R’s capacity for data storage and computation is very large compared to what was available 10 years ago. The following code generate 5 million numbers from \(\mathrm{Bin}(1 \times 10^6, 0.5)\) distribution and store them in a vector called big.bin.draws.

big.bin.draws <- rbinom(n = 5e6, size = 1e6, prob = 0.5)
  1. Create a new vector, called big.bin.draws.standardized, which is given by taking big.bin.draws, subtracting off its mean, and then dividing by its standard deviation. Calculate the mean and standard deviation of big.bin.draws.standardized. (These should be 0 and 1, respectively, or very close to it; if not, you’ve made a mistake somewhere).
big.bin.draws.standardized <- ((big.bin.draws)-mean(big.bin.draws)/sd(big.bin.draws))
mean(big.bin.draws) # mean
## [1] 499999.7
sd(big.bin.draws) # sd
## [1] 500.1553
  1. Convert big.bin.draws into a list using as.list() and save the result as big.bin.draws.list. Check that you indeed have a list by calling class() on the result. Check also that your list has the right length, and that its 1159th element is equal to that of big.bin.draws.
big.bin.draws.list <- as.list(big.bin.draws)
class(big.bin.draws)
## [1] "integer"
length(big.bin.draws)
## [1] 5000000
big.bin.draws.list[1159]
## [[1]]
## [1] 499202
as.list(big.bin.draws[1159])
## [[1]]
## [1] 499202
  1. Run the code below, to standardize the binomial draws in the list big.bin.draws.list.
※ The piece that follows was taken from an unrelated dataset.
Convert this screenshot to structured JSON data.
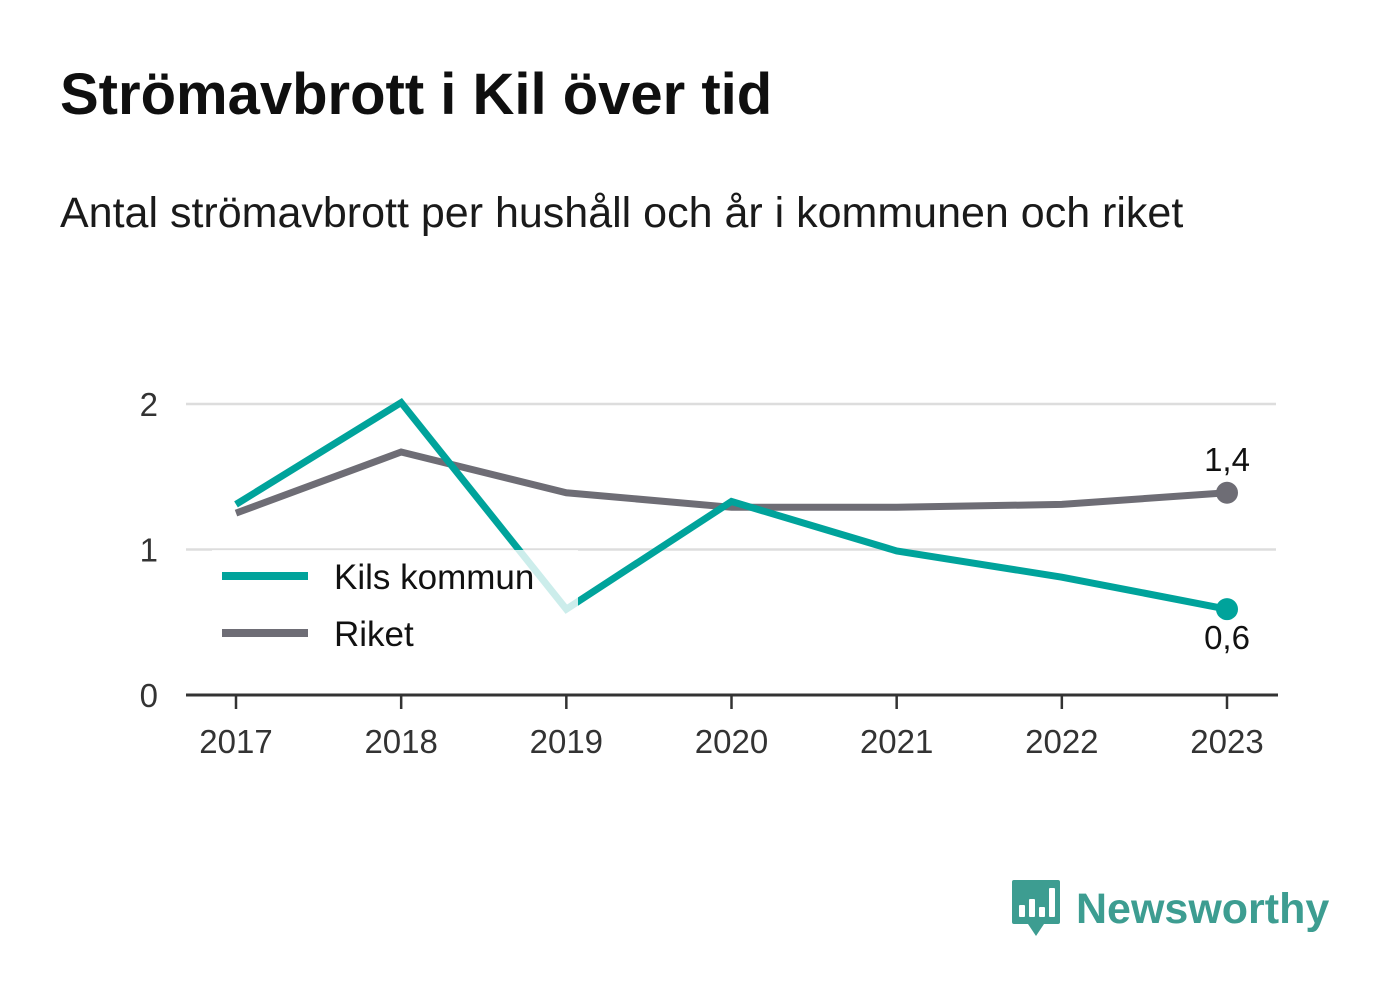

Note that lapply() applies the function supplied in the second argument to every element of the list supplied in the first argument, and then returns a list of the function outputs. (We’ll learn much more about the apply() family of functions later in the course.) Did this lapply() command take longer to evaluate than the code you wrote in part a? (It should have; otherwise your previous code could have been improved, so go back and improve it.) Why do you think this is the case?
big.bin.draws.mean = mean(big.bin.draws)
big.bin.draws.sd = sd(big.bin.draws)
standardize = function(x) {
  return((x - big.bin.draws.mean) / big.bin.draws.sd)
}
big.bin.draws.list.standardized.slow = lapply(big.bin.draws.list, standardize)

The lapply() command did take longer to evaluate. I think this is the case because this command applies a function to elements of a list or vector and that routine likely explains the longer evaluation time.

  1. Find the number of bytes used to store big.bin.draws and big.bin.draws.list. How many megabytes (MB) is this, for each object? Which object requires more memory, and why do you think this is the case? Discuss any additional observations compared to part f of the previous question.
object.size(big.bin.draws)
## 20000048 bytes
object.size(big.bin.draws.list)
## 320000048 bytes

big.bin.draws has 20.000048 MB and big.bin.draws.list has 320.000048 MB. The list object requires more memory because it is not an integer like big.bin.draws is. The list has to allocate memory to each particular element that it entails, before and after each element.